A number of countries, including China, have banned finning. And as far back as 1991, 28 airlines agreed not to transport shark fins.
China has banned the use of shark-fin soup at banquets, although the practice apparently continues to take place at some private events.
Danny Mok of The South China Morning Post(SCMP) reported on Feb. 12 that shark fins were among luxury items worth millions of dollars that Hong Kong customs police seized last month.
During a 27-day effort to tackle cross-border smuggling into China before and during the Chinese Lunar New Year celebration, Hong Kong customs officials arrested more than 1,200 people engaged in the smuggling operations.
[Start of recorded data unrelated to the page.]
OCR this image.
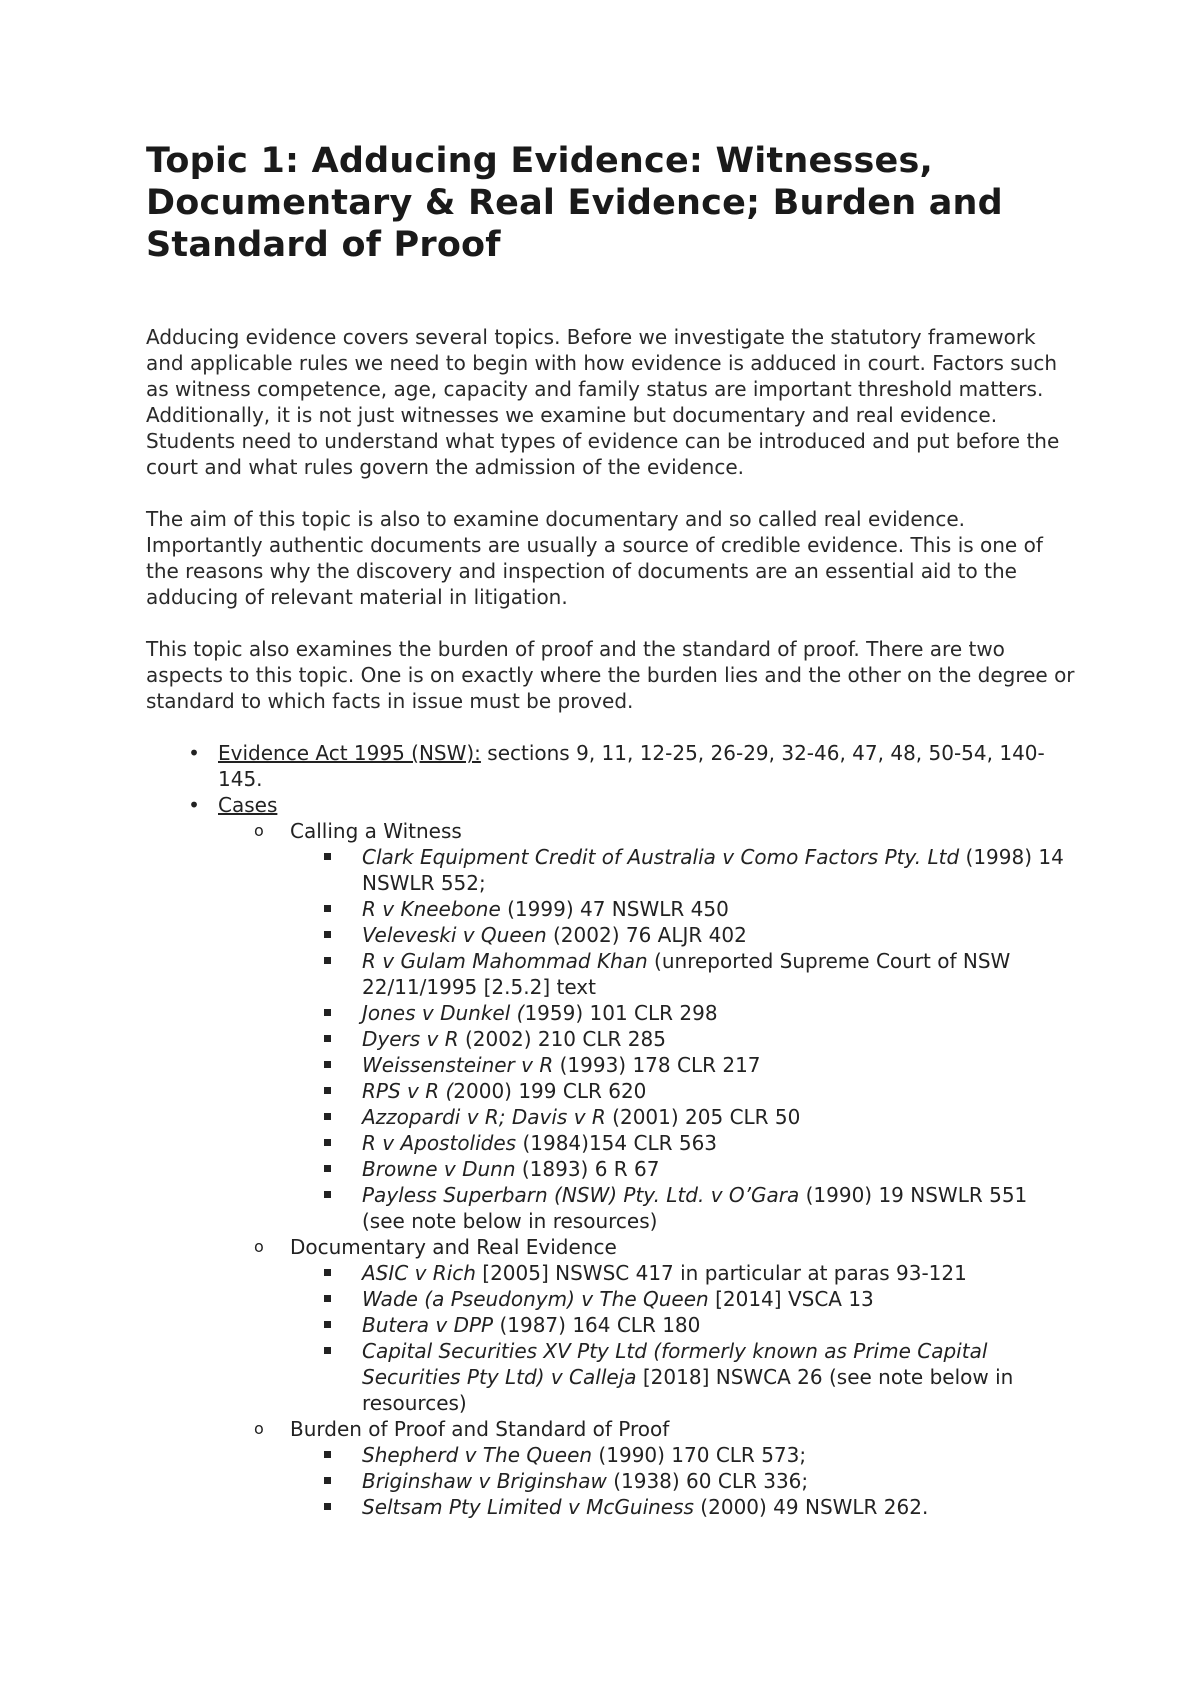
Topic 1: Adducing Evidence: Witnesses, Documentary & Real Evidence; Burden and Standard of Proof

Adducing evidence covers several topics. Before we investigate the statutory framework and applicable rules we need to begin with how evidence is adduced in court. Factors such as witness competence, age, capacity and family status are important threshold matters. Additionally, it is not just witnesses we examine but documentary and real evidence. Students need to understand what types of evidence can be introduced and put before the court and what rules govern the admission of the evidence.

The aim of this topic is also to examine documentary and so called real evidence. Importantly authentic documents are usually a source of credible evidence. This is one of the reasons why the discovery and inspection of documents are an essential aid to the adducing of relevant material in litigation.

This topic also examines the burden of proof and the standard of proof. There are two aspects to this topic. One is on exactly where the burden lies and the other on the degree or standard to which facts in issue must be proved.

• Evidence Act 1995 (NSW): sections 9, 11, 12-25, 26-29, 32-46, 47, 48, 50-54, 140-145.
• Cases
o Calling a Witness
Clark Equipment Credit of Australia v Como Factors Pty. Ltd (1998) 14 NSWLR 552;
R v Kneebone (1999) 47 NSWLR 450
Veleveski v Queen (2002) 76 ALJR 402
R v Gulam Mahommad Khan (unreported Supreme Court of NSW 22/11/1995 [2.5.2] text
Jones v Dunkel (1959) 101 CLR 298
Dyers v R (2002) 210 CLR 285
Weissensteiner v R (1993) 178 CLR 217
RPS v R (2000) 199 CLR 620
Azzopardi v R; Davis v R (2001) 205 CLR 50
R v Apostolides (1984)154 CLR 563
Browne v Dunn (1893) 6 R 67
Payless Superbarn (NSW) Pty. Ltd. v O’Gara (1990) 19 NSWLR 551 (see note below in resources)
o Documentary and Real Evidence
ASIC v Rich [2005] NSWSC 417 in particular at paras 93-121
Wade (a Pseudonym) v The Queen [2014] VSCA 13
Butera v DPP (1987) 164 CLR 180
Capital Securities XV Pty Ltd (formerly known as Prime Capital Securities Pty Ltd) v Calleja [2018] NSWCA 26 (see note below in resources)
o Burden of Proof and Standard of Proof
Shepherd v The Queen (1990) 170 CLR 573;
Briginshaw v Briginshaw (1938) 60 CLR 336;
Seltsam Pty Limited v McGuiness (2000) 49 NSWLR 262.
The smugglers were dealing in endangered wildlife species, including pangolin scales, as well as ivory tusks and ivory products, orchids, and shark fins, which altogether were valued at an estimated $9.4 million.
This seemed to indicate that some among China’s growing middle class still value shark fin soup as a delicacy and status symbol.
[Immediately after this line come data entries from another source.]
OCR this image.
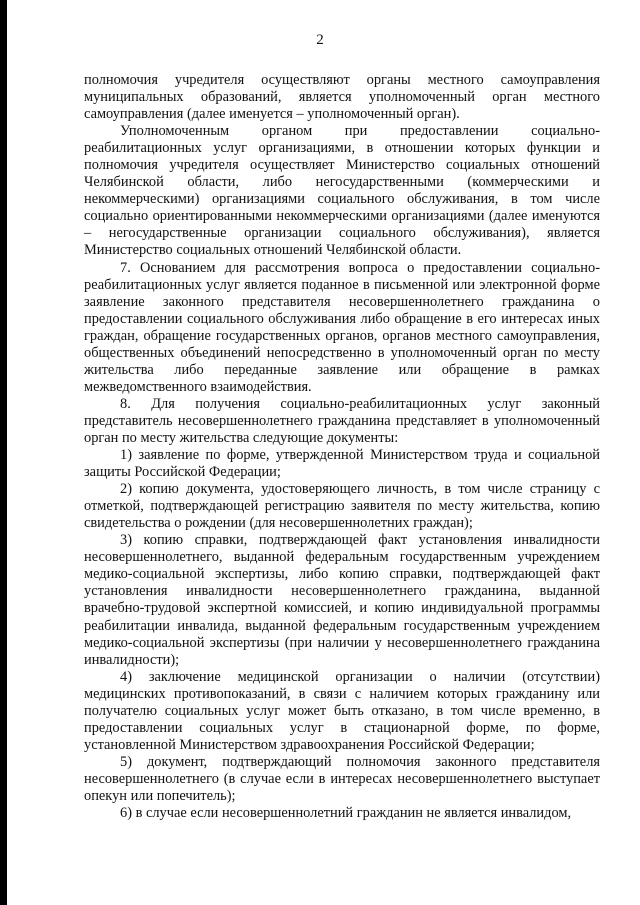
2

полномочия учредителя осуществляют органы местного самоуправления муниципальных образований, является уполномоченный орган местного самоуправления (далее именуется – уполномоченный орган).

Уполномоченным органом при предоставлении социально-реабилитационных услуг организациями, в отношении которых функции и полномочия учредителя осуществляет Министерство социальных отношений Челябинской области, либо негосударственными (коммерческими и некоммерческими) организациями социального обслуживания, в том числе социально ориентированными некоммерческими организациями (далее именуются – негосударственные организации социального обслуживания), является Министерство социальных отношений Челябинской области.

7. Основанием для рассмотрения вопроса о предоставлении социально-реабилитационных услуг является поданное в письменной или электронной форме заявление законного представителя несовершеннолетнего гражданина о предоставлении социального обслуживания либо обращение в его интересах иных граждан, обращение государственных органов, органов местного самоуправления, общественных объединений непосредственно в уполномоченный орган по месту жительства либо переданные заявление или обращение в рамках межведомственного взаимодействия.

8. Для получения социально-реабилитационных услуг законный представитель несовершеннолетнего гражданина представляет в уполномоченный орган по месту жительства следующие документы:

1) заявление по форме, утвержденной Министерством труда и социальной защиты Российской Федерации;

2) копию документа, удостоверяющего личность, в том числе страницу с отметкой, подтверждающей регистрацию заявителя по месту жительства, копию свидетельства о рождении (для несовершеннолетних граждан);

3) копию справки, подтверждающей факт установления инвалидности несовершеннолетнего, выданной федеральным государственным учреждением медико-социальной экспертизы, либо копию справки, подтверждающей факт установления инвалидности несовершеннолетнего гражданина, выданной врачебно-трудовой экспертной комиссией, и копию индивидуальной программы реабилитации инвалида, выданной федеральным государственным учреждением медико-социальной экспертизы (при наличии у несовершеннолетнего гражданина инвалидности);

4) заключение медицинской организации о наличии (отсутствии) медицинских противопоказаний, в связи с наличием которых гражданину или получателю социальных услуг может быть отказано, в том числе временно, в предоставлении социальных услуг в стационарной форме, по форме, установленной Министерством здравоохранения Российской Федерации;

5) документ, подтверждающий полномочия законного представителя несовершеннолетнего (в случае если в интересах несовершеннолетнего выступает опекун или попечитель);

6) в случае если несовершеннолетний гражданин не является инвалидом,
But Simon Denyer of The Washington Postreported on Feb. 15 that based on government figures and private surveys, consumption of shark fin soup in China had fallen by about 80 percent since 2011.
At the same time, however, the consumption of shark fin soup had risen in some other countries such as Thailand and Vietnam, according to Denyer.
In a report published in 2018, WildAid, a San Francisco-based nonprofit organization focused on reducing the demand for illegal wildlife, listed the main markets outside China for shark fins as Taiwan, Indonesia, Hong Kong.
Oceana, a non-profit organization established in 2001by leading foundations such as the Pew Charitable Trusts, says that sharks play a key role in protecting coral reefs by removing predatory fish such as groupers that feed on herbivores.
Coral reefs provide homes and protection to thousands of fish species.
The good news
Despite the growing threat to marine life caused by climate change, the proliferation of plastic waste and pesticides, overfishing, and industrial development, there is some good news.
Public awareness of the threat to marine wildlife has grown in a number of Asian countries, thanks to the work of governments as well as that of local and international nonprofit organizations.
Thailand awakened to the threat to marine wildlife caused by plastic in early June last year when a pilot whale washed ashore in canal in southern Thailand.
A Thai rescue team attempted to remove all of the plastic but failed, and the whale died. Veterinarians discovered that the whale had swallowed some 80 pieces of plastic waste. It had mistaken the bits of plastic for food.
Thailand, which had been slow to deal with plastic waste, now plans to ban the use of very thin single-use plastic bags in 2022. This is to be followed by a ban on single-use plastic glasses and straws three years later.
But when it comes to sharks, Thailand as well as Indonesia and Malaysia continue to be part of a group of countries that have not yet banned shark finning, according to a report dated 2017 from the nonprofit organization WildAid.